Last night I thought our Lab was dying.  Well, he is dying.  He has inoperable tumors on his head and chest.  But last night he had a long, dramatic seizure.  He was incontinent.  His nose bled from the tumor on his forehead (and he seemed to bite his tongue).

The children were terrified and hurt.  My youngest two cried and cried on my lap and their mother’s.  I stroked him, believing he was actually in the final death throes.  His breathing agonal, final, gasping.

Three hours later, as I tried to sleep nearby, up he popped and went to get a drink as if to say, ‘hey, what just happened?’

It occurred to me last night, as I held him still when he tried to stand on shaking legs, as I put a rug under his head on the hard tile floor, as I watched his breathing and felt his racing heart, that I had become a pretty close acquaintance of death.

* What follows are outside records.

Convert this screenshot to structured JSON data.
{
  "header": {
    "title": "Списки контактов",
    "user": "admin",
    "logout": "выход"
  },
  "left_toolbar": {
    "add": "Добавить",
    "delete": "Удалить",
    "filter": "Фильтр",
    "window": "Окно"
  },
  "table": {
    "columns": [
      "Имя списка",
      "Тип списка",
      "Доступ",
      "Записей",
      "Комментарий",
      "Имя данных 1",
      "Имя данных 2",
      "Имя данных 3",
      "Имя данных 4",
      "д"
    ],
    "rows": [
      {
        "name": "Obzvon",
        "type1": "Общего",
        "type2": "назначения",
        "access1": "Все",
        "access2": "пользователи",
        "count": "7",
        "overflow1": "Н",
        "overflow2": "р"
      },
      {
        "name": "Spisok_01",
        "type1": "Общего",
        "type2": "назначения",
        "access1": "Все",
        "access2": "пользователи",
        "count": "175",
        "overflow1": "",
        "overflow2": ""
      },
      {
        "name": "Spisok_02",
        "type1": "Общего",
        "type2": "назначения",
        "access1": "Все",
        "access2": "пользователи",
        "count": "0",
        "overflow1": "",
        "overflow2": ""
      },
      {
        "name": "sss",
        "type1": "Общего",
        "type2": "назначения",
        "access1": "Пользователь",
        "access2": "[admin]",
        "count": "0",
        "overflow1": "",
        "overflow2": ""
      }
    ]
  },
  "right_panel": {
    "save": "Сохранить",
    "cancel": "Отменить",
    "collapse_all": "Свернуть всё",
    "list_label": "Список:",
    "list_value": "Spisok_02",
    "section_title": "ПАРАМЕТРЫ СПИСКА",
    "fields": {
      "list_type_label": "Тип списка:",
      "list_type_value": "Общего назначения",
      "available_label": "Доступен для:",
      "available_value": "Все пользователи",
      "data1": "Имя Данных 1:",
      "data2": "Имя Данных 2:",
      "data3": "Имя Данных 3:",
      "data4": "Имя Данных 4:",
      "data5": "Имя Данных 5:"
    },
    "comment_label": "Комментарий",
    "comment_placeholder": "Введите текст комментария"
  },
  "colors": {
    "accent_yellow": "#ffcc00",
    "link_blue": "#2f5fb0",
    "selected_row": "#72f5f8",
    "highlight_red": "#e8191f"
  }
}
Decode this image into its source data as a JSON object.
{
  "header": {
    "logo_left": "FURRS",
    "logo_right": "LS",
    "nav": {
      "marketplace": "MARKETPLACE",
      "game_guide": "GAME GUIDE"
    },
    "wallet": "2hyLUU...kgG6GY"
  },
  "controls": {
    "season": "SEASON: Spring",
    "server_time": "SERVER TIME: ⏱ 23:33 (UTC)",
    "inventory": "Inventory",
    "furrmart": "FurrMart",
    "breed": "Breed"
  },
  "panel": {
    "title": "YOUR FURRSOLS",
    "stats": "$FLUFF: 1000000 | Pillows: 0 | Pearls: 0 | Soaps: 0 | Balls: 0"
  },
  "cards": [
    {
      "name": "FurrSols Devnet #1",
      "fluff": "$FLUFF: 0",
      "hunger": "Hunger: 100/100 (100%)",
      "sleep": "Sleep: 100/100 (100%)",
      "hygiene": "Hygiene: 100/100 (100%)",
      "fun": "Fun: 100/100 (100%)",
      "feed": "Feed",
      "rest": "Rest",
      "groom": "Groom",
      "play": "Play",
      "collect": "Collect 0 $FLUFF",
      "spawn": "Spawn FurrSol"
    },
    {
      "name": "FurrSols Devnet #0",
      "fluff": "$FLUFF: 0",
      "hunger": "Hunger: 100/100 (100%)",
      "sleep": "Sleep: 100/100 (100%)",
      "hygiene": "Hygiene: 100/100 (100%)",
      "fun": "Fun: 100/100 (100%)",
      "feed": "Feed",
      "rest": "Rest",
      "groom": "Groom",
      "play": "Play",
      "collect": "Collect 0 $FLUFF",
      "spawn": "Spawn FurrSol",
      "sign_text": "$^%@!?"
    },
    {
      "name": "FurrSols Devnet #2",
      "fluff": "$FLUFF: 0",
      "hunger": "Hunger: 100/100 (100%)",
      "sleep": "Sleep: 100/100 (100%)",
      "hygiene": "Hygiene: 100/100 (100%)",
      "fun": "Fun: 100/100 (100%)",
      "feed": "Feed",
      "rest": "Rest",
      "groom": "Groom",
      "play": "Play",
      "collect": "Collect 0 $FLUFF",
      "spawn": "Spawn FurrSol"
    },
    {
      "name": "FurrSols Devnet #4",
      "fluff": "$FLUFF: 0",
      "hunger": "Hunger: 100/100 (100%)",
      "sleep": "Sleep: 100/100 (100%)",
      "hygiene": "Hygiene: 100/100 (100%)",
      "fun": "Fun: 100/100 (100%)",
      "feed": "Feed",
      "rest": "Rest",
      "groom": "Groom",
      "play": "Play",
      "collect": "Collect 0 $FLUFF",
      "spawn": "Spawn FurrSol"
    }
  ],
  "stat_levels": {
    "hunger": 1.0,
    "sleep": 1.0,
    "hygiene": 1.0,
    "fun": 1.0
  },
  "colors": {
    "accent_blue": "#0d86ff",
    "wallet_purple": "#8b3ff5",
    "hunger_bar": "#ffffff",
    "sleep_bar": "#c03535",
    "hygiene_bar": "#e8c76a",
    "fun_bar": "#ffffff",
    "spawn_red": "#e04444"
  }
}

As my wife and children became teary, and were shaken by the scene, I watched it all with emotion, but no surprise.  I sat and wondered, with my hand on his old, yellow coat, how many times I had watched someone, or something, die.  I’ve seen many humans, young and old, leave this life.  I’ve seen plenty of pets and wild animals die.  I’ve killed animals with a rifle, and seen the blood on the ground that I caused.

It isn’t that I’m cold, uncaring or unmoved by death.  I am, or else I wouldn’t be writing this.  It’s that death is one more thing now.  In fact, sometimes, I’m quite bored by thinking about it.  And maybe bored isn’t the word. Maybe I’m just weary of thinking about it.  We do it so much in medicine, and even in fields other than medicine.  When we are old, sometimes, we seek it, realizing that we could see everything on earth and see nothing really new.  That’s when it’s time to move on, I guess.

My children are new to the thought of it and also to the appearance, sound and feel of it.  In their worlds of endless hope and wonder, death is truly an enemy, a stalker, an interloper who only robs.

But as I have grown, I see it differently.  A young warrior hates his enemy with the passion only the young can have.  He wants glory in defeating him.  An old warrior, and I’m getting there, first comes to respect, then to love his enemy in a way.  They are connected.  The old warrior sees that the goal of the war is peace, a coming together, sometimes a blending where we can all be one.

Death stopped by last night to say hello to me, and to whisper in the dog’s ear.  I think he did it so that the children wouldn’t be as surprised.  It was merciful, really, to prepare them that way.

‘So, you’ve come for the dog?’

‘Not yet.  I’m just checking on him.  He’s a good one, isn’t he?’

‘Yeah.  The children are all torn up.’

‘I know.  I’ll come back later and let them have a while.’

‘You know, Reaper, you’re not a bad guy.’

‘I never have been.  I wish everyone knew that.’

‘So, is there dog heaven?’

‘Ed, what do you think?’

‘Absolutely.’

He smiled and petted the dog, then went away.

This morning, to the delight of my children, our old dog is sleeping happily on his pillow, in front of a space heater.  The all petted him, having known him their entire lives.  He wags his tail when he sees them.  He, too, is grateful for one more day.

But I don ‘t think he’s half as sad as we are.  He knows the truth.  And when the Reaper’s whistle comes, he’ll go on to warm, sun-soaked fields where he can lie and play and roll in peace, waiting for all of us to join him.